Identifying fraudulent emails may be easy for tech-minded professionals – but not so obvious for the general public. At the same time, tactics used by cybercriminals to trick users into giving up sensitive financial and personal information are growing in number and sophistication.
In cases where education and awareness are not enough, web scraping identifies fraudulent websites that capture sensitive user data, effectively stopping phishers in their tracks.
Millions of new users of varying ages and technical abilities are coming online each year all over the world. While many can easily recognise an online scam, fake email address, or fraudulent website, not everyone has the same skills or experience.
Some people might look at a malicious spam message and laugh before deleting it. Others take those emails very seriously and follow links to professionally-produced fraudulent websites that prompt them to input critical financial and personal details.
Known widely as ‘phishing,’ these scams are prevalent and growing in number and severity. According to the US Federal Bureau of Investigation (FBI), email wire fraud sent to company employees cost businesses $26 billion since 2016. Besides causing billions in damages, phishing harms the reputation of a company the scammers pretend to be representing, reduces trust between businesses, and compromises system cohesion.
Types of phishing threats
Phishing crime varies by method, however, all types generally attempt to extract credentials from users by impersonating a legitimate site. Some common forms to look out for include:
Deceptive phishing: Deceptive phishing is the most common type of email fraud where cybercriminals impersonate a legitimate organisation in order to obtain personal data or login credentials. Messages sent by phishers typically contain shortened links or legitimate URLs that redirect to a fraudulent site. All contain replicated brand logos and other company-specific marketing content.
Example: An email that appears to come from a payment processing company that states the user has received a refund, with instructions to visit a website and enter banking details.
Spear phishing: Spear phishing is more direct and specialised than deceptive phishing. In this case, the attacker researches the victim’s personal information in advance on a social network, business directory, or industry website.
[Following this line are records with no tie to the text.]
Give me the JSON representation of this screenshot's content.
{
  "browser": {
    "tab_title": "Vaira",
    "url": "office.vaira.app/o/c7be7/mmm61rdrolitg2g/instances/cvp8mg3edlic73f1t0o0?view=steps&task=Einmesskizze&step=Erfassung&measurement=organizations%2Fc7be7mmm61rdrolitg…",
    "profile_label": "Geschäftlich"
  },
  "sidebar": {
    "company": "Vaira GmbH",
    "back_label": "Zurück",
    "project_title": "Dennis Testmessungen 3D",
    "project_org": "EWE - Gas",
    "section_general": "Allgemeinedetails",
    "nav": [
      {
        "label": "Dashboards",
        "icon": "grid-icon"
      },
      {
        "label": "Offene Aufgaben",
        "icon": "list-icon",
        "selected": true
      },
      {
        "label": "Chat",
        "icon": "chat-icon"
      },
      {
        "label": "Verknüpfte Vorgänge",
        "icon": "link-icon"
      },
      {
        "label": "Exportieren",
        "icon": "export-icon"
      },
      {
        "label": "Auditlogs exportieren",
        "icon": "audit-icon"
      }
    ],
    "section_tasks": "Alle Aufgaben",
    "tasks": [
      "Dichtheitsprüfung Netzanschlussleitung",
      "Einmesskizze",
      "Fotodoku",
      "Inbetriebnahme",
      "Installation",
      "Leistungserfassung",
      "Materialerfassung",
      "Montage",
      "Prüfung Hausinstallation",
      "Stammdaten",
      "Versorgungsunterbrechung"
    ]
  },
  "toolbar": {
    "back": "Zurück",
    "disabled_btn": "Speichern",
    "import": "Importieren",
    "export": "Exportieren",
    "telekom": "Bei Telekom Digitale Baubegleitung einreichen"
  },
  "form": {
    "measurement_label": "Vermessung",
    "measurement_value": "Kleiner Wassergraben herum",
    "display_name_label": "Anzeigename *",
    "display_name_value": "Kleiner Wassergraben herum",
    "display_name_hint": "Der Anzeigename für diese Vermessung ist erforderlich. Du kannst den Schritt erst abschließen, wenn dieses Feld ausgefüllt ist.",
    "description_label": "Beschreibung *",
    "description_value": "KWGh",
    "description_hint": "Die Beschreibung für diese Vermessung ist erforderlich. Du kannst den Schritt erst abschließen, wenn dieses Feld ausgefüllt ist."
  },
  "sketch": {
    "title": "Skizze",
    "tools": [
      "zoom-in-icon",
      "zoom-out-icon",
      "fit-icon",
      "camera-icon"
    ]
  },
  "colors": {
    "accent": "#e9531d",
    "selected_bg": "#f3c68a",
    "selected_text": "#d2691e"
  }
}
Using those details, they send a customised message that contains a malicious URL that sends them to a website asking for personal data.
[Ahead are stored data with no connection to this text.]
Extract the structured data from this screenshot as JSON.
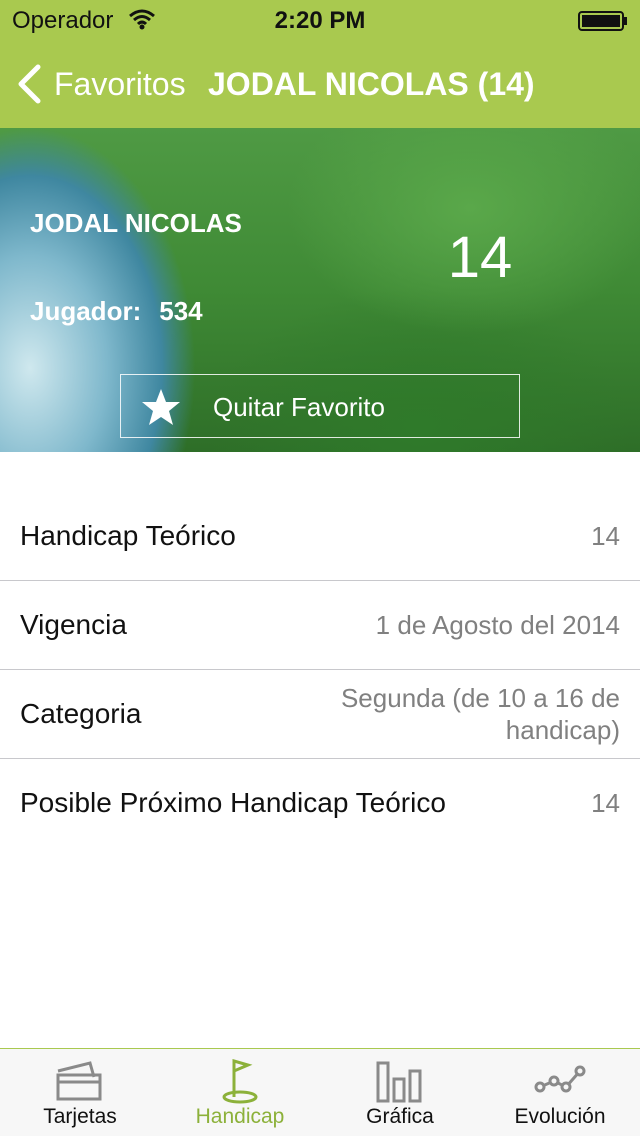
{
  "status_bar": {
    "carrier": "Operador",
    "time": "2:20 PM"
  },
  "nav": {
    "back_label": "Favoritos",
    "title": "JODAL NICOLAS (14)"
  },
  "hero": {
    "name": "JODAL NICOLAS",
    "handicap": "14",
    "player_label": "Jugador:",
    "player_number": "534",
    "favorite_button_label": "Quitar Favorito"
  },
  "details": [
    {
      "label": "Handicap Teórico",
      "value": "14"
    },
    {
      "label": "Vigencia",
      "value": "1 de Agosto del 2014"
    },
    {
      "label": "Categoria",
      "value": "Segunda (de 10 a 16 de handicap)"
    },
    {
      "label": "Posible Próximo Handicap Teórico",
      "value": "14"
    }
  ],
  "tabs": [
    {
      "label": "Tarjetas",
      "icon": "cards-icon",
      "active": false
    },
    {
      "label": "Handicap",
      "icon": "golf-flag-icon",
      "active": true
    },
    {
      "label": "Gráfica",
      "icon": "bar-chart-icon",
      "active": false
    },
    {
      "label": "Evolución",
      "icon": "line-nodes-icon",
      "active": false
    }
  ],
  "colors": {
    "accent": "#a9c94f",
    "active_tab": "#8cb13a",
    "value_text": "#808080"
  }
}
Example: A fraudulent message from a credit card company email customised with details obtained from a social network asking to verify login credentials and contact information.
Smishing: Smishing uses SMS messages instead of emails. Some of these messages contain links to fraudulent sites, while others attempt to force-download a malicious app that deploys ransomware to control the device.
Example: An SMS message that appears to come from a banking institution that requests the user to download an app and register for services using banking login details.
Vishing: Vishing is likely the most interactive form of phishing. In this scenario, an imposter uses a Voice over Internet Protocol (VoIP) server to call their victim with requests for personal information. In some cases, attackers first send an email or SMS that contains instructions to call a phone number.
Example: Victim receives a phone call and is told they have a deposit pending from a foreign country, with a request to visit a site to enter banking details.
Phishing threats are growing
Phishing threats are growing, especially in the last two years. According to a report from 2020, more than 75% of respondents admit to opening emails from unknown senders, and over 50% claim these websites look more realistic than ever before.
A recent Google report supports this trend, stating that the number of phishing websites increased by 350% in 2020 to 522,495 by March. In addition to typical requests for banking details, attackers used Covid-19-related content to frighten users into giving up personal information.
How web scraping identifies phishing websites
Businesses take action to fight phishing by scanning all outgoing and incoming emails by employing proxy networks. Web scraping is an integral part of the process that extracts data from linked websites and enables analysts to determine if they are legitimate businesses.
Proxies provide anonymity, allowing cybersecurity professionals to evade detection. However, since phishers are aware they are being targeted, they routinely block IPs suspected of belonging to security companies. To address this issue, residential proxies deployed from varying locations act as an intermediary to provide anonymity and bypass geolocation restrictions. In addition to providing privacy, proxies also distribute requests and prevent server issues.
Advanced web crawlers provide increased accuracy
Thousands of new phishing websites appear each year, targeting banking institutions, financial firms, cloud-based storage sites, and government websites. Unfortunately, existing phishing detection tools often fail to identify current threats because they depend on legacy databases of previously identified fraudulent websites.
Recent research has led to advanced web scrapers that rate the heuristics (content factors) of both genuine and illegitimate websites with increased precision. Data collected using these applications is then analysed using a data mining tool to find patterns, report findings, and detect fraudulent websites with greater accuracy.
The phishing website detection framework is based on content-based heuristics generated from training data sets collected from active and previously detected phishing websites. Advanced web crawlers scrape relevant information from data sets, and a mining tool identifies heuristics typical to fraudulent websites. Following analysis, weights are calculated to produce a ‘phishing factor’ that enables users to determine the probability that a website is illegitimate.
Finally, machine learning can serve as the great next step in phishing detection. Scraping produces a ton of new data every day in addition to the numerous sources already available.
Models can be trained on the labeled data that’s available in public databases. Scraping would then bring the necessary test data to see whether these ML models can perform well in real-world scenarios.